The DNS server settings "closest" to the device are the ones applied to it. For example, while your ISP might use one set of DNS servers that apply to all the routers connected to it, your router could use a different set which would apply the DNS server settings to all the devices connected to the router. However, a computer connected to the router can use it's own DNS server settings to override the ones set by both the router and the ISP.

I explained above about how malicious programs can take control of your DNS server settings and override them with servers that redirect your website requests elsewhere. While this is definitely something that scammers can do, it's also a feature found in some DNS services like OpenDNS, but it's used in a good way. For example, OpenDNS can redirect adult websites, gambling websites, social media websites and more, to a "Blocked" page, but you have complete control over the redirects.
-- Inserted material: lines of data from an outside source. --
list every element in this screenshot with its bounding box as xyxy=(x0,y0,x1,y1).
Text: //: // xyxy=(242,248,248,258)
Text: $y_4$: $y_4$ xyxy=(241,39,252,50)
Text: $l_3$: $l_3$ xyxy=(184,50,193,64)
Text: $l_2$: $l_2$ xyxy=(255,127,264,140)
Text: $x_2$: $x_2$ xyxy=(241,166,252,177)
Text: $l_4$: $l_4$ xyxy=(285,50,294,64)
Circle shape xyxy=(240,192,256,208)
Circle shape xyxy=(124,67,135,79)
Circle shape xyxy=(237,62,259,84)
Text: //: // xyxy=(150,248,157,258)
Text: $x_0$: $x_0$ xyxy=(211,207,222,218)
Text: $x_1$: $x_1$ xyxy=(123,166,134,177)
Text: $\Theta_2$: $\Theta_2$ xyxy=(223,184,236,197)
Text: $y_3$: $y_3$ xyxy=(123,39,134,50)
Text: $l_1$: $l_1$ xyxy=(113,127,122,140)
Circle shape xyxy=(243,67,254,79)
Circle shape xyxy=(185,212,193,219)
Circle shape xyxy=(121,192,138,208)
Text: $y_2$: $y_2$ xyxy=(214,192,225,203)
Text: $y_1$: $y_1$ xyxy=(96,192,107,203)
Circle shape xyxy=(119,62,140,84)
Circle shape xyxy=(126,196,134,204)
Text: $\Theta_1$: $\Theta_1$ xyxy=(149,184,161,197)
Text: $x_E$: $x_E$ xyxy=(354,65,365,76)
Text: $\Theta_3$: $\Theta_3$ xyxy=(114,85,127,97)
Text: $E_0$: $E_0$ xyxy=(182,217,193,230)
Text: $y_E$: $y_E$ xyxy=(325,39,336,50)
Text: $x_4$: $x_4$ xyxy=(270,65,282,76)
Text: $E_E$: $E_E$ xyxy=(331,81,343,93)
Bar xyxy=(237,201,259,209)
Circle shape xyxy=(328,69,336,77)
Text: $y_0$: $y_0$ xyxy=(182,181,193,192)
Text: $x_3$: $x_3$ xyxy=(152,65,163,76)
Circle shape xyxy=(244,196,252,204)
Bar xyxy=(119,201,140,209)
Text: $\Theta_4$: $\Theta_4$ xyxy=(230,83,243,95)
The nslookup command is used to query your DNS server. Start by opening the Command Prompt tool and then typing the following:

nslookup

...which should return something like this:

Name: lifewire.com
Addresses: 151.101.1.121
 151.101.129.121
 151.101.193.121
 151.101.65.121

In the example above, the nslookup command tells you the IP address, or several IP addresses in this case, that the lifewire.com address you enter in your browser's search bar might translate to.

DNS Root Servers

There are a number of DNS servers located within the connection of computers that we call the internet. Most important are 13 DNS root servers that store a complete database of domain names and their associated public IP addresses.

These top-tier DNS servers are named A through M for the first 13 letters of the alphabet. Ten of these servers are in the US, one in London, one in Stockholm, and one in Japan.

IANA keeps this list of DNS root servers if you're interested.